Читаем Инспекция. Число Ревекки полностью

– И бог тебе судья, фон Тилл, если у тебя повернется язык осудить зондеров. У этих два варианта: остановиться и сойти с ума или продолжать не задумываясь. Их разум пытается защититься, вот и выбрал не задумываться. Но не дай бог кого-нибудь из них выпустить в свободный мир! Не потому, что они расскажут – никто не поверит, а кто поверит, в тот же час отречется от всего рода человеческого… А потому, что это готовые психопаты-неврастеники! Конченые, больные люди. Заставив их убивать, мы лишили их главного, что имеют остальные узники, – обрести хоть какое-то утешение в собственной безвинности. Чувство греха и осознание соучастия этому аду будут до последнего преследовать их. О, я уверен, потомки еще проклянут их!

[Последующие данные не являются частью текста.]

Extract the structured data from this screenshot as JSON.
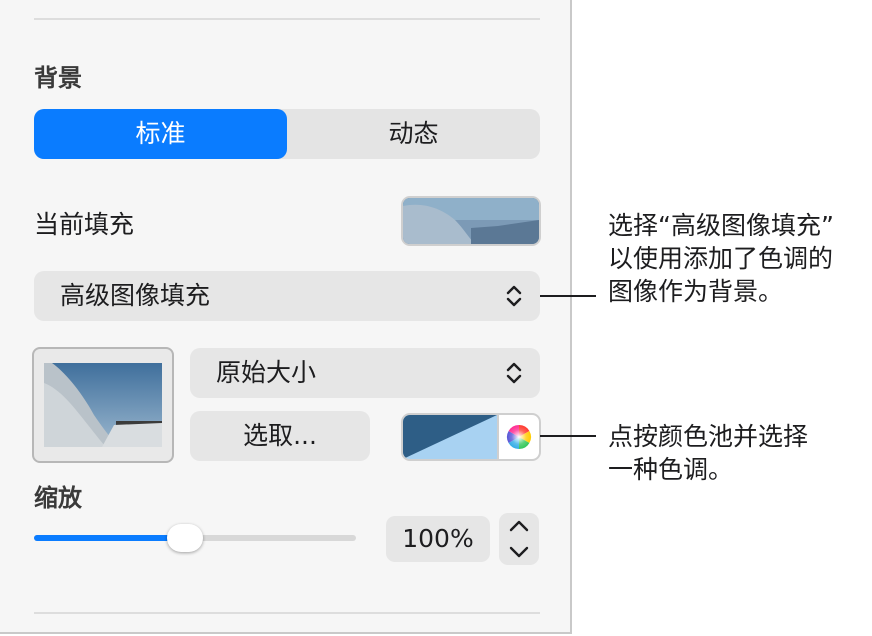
{
  "background_section": {
    "title": "背景",
    "segments": [
      "标准",
      "动态"
    ],
    "selected_segment": "标准"
  },
  "current_fill": {
    "label": "当前填充"
  },
  "fill_type_popup": {
    "value": "高级图像填充"
  },
  "image_options": {
    "scale_mode_popup": "原始大小",
    "choose_button": "选取...",
    "tint_color": "#2e5e86",
    "tint_light_color": "#a8d2f2"
  },
  "scale_section": {
    "title": "缩放",
    "value": "100%",
    "slider_level": 0.47
  },
  "callouts": {
    "fill_popup_note": [
      "选择“高级图像填充”",
      "以使用添加了色调的",
      "图像作为背景。"
    ],
    "tint_note": [
      "点按颜色池并选择",
      "一种色调。"
    ]
  },
  "colors": {
    "accent": "#0a7cff"
  }
}
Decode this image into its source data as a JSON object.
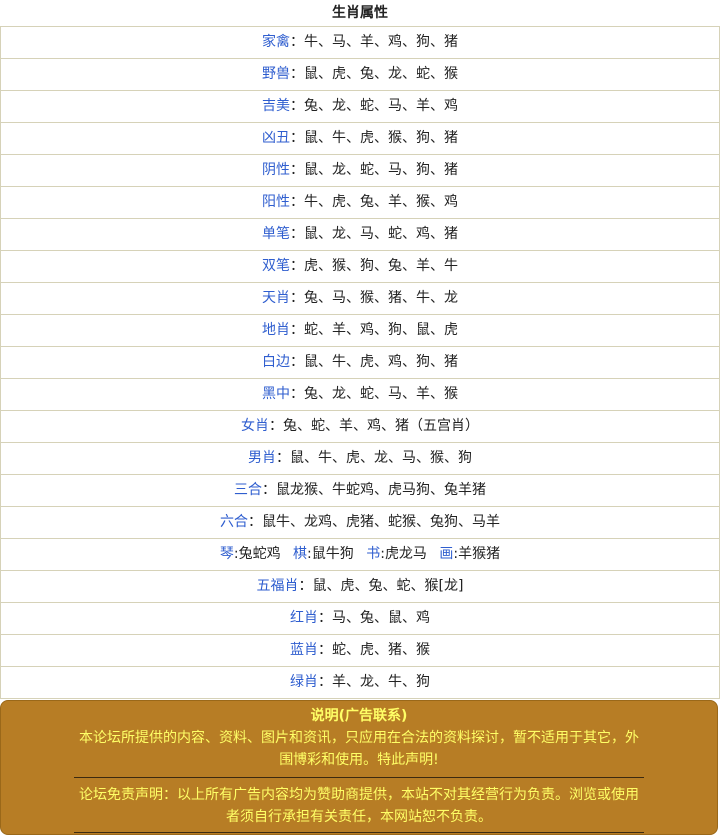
{
  "title": "生肖属性",
  "rows": [
    {
      "label": "家禽",
      "value": "牛、马、羊、鸡、狗、猪"
    },
    {
      "label": "野兽",
      "value": "鼠、虎、兔、龙、蛇、猴"
    },
    {
      "label": "吉美",
      "value": "兔、龙、蛇、马、羊、鸡"
    },
    {
      "label": "凶丑",
      "value": "鼠、牛、虎、猴、狗、猪"
    },
    {
      "label": "阴性",
      "value": "鼠、龙、蛇、马、狗、猪"
    },
    {
      "label": "阳性",
      "value": "牛、虎、兔、羊、猴、鸡"
    },
    {
      "label": "单笔",
      "value": "鼠、龙、马、蛇、鸡、猪"
    },
    {
      "label": "双笔",
      "value": "虎、猴、狗、兔、羊、牛"
    },
    {
      "label": "天肖",
      "value": "兔、马、猴、猪、牛、龙"
    },
    {
      "label": "地肖",
      "value": "蛇、羊、鸡、狗、鼠、虎"
    },
    {
      "label": "白边",
      "value": "鼠、牛、虎、鸡、狗、猪"
    },
    {
      "label": "黑中",
      "value": "兔、龙、蛇、马、羊、猴"
    },
    {
      "label": "女肖",
      "value": "兔、蛇、羊、鸡、猪（五宫肖）"
    },
    {
      "label": "男肖",
      "value": "鼠、牛、虎、龙、马、猴、狗"
    },
    {
      "label": "三合",
      "value": "鼠龙猴、牛蛇鸡、虎马狗、兔羊猪"
    },
    {
      "label": "六合",
      "value": "鼠牛、龙鸡、虎猪、蛇猴、兔狗、马羊"
    }
  ],
  "mixed_row": [
    {
      "label": "琴",
      "value": "兔蛇鸡"
    },
    {
      "label": "棋",
      "value": "鼠牛狗"
    },
    {
      "label": "书",
      "value": "虎龙马"
    },
    {
      "label": "画",
      "value": "羊猴猪"
    }
  ],
  "rows_after": [
    {
      "label": "五福肖",
      "value": "鼠、虎、兔、蛇、猴[龙]"
    },
    {
      "label": "红肖",
      "value": "马、兔、鼠、鸡"
    },
    {
      "label": "蓝肖",
      "value": "蛇、虎、猪、猴"
    },
    {
      "label": "绿肖",
      "value": "羊、龙、牛、狗"
    }
  ],
  "notice": {
    "title": "说明(广告联系)",
    "text1": "本论坛所提供的内容、资料、图片和资讯，只应用在合法的资料探讨，暂不适用于其它，外围博彩和使用。特此声明!",
    "text2": "论坛免责声明：以上所有广告内容均为赞助商提供，本站不对其经营行为负责。浏览或使用者须自行承担有关责任，本网站恕不负责。"
  },
  "colors": {
    "label": "#2f5ecf",
    "notice_bg": "#b77d25",
    "notice_text": "#ffff66"
  }
}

И не узнают, что зондеры – несчастные люди, лишенные главного права человека. Какого, знаешь? Нет, фон Тилл, не права на жизнь. Нет такой молитвы, а нужна, я бы каждую ночь молился: «Создатель, избавь меня от необходимости отбирать жизни у людей…» Что страшнее греха убийства? Так знай: принуждение другого к убийству. Заставить. Другого. Убить. Убивать. Делать это постоянно. Мы не только сами убиваем, но мы заставили одних обреченных убивать других таких же обреченных! Самих евреев заставили отправлять в печи евреев. Дьявольски верный метод! Они не могут разобраться, виновны ли они. Рано или поздно это их доконает: одних – ненависть, других – самобичевание. Но всех евреев мы все равно не уничтожим, не стоит обманываться… Они разбежались… Попрятались по подвалам и чердакам всей Европы, чтобы потом вылезти и произрасти заново. Но мы поселили в их племя вечный раздор… Мы с тобой уже сдохнем, а они будут выяснять, почему выжил тот, а не другой и кто страдал сильнее. Кого на селекции пихнули к баракам, кого в газ – всего лишь случай! Одни будут виноваты, что показались нам достойными жить. А кого в крематорий – те будут святыми по умолчанию. Мы своими ленивыми считалками создали армию святых и армию виноватых! Выжил – уже подозрительно, что уж говорить о тех, кто тащит тела из газовой камеры и складывает их в сторонке, чтобы продолжить свое невольное глумление над ними. Думаешь, смерть в газовой камере – это конец, фон Тилл?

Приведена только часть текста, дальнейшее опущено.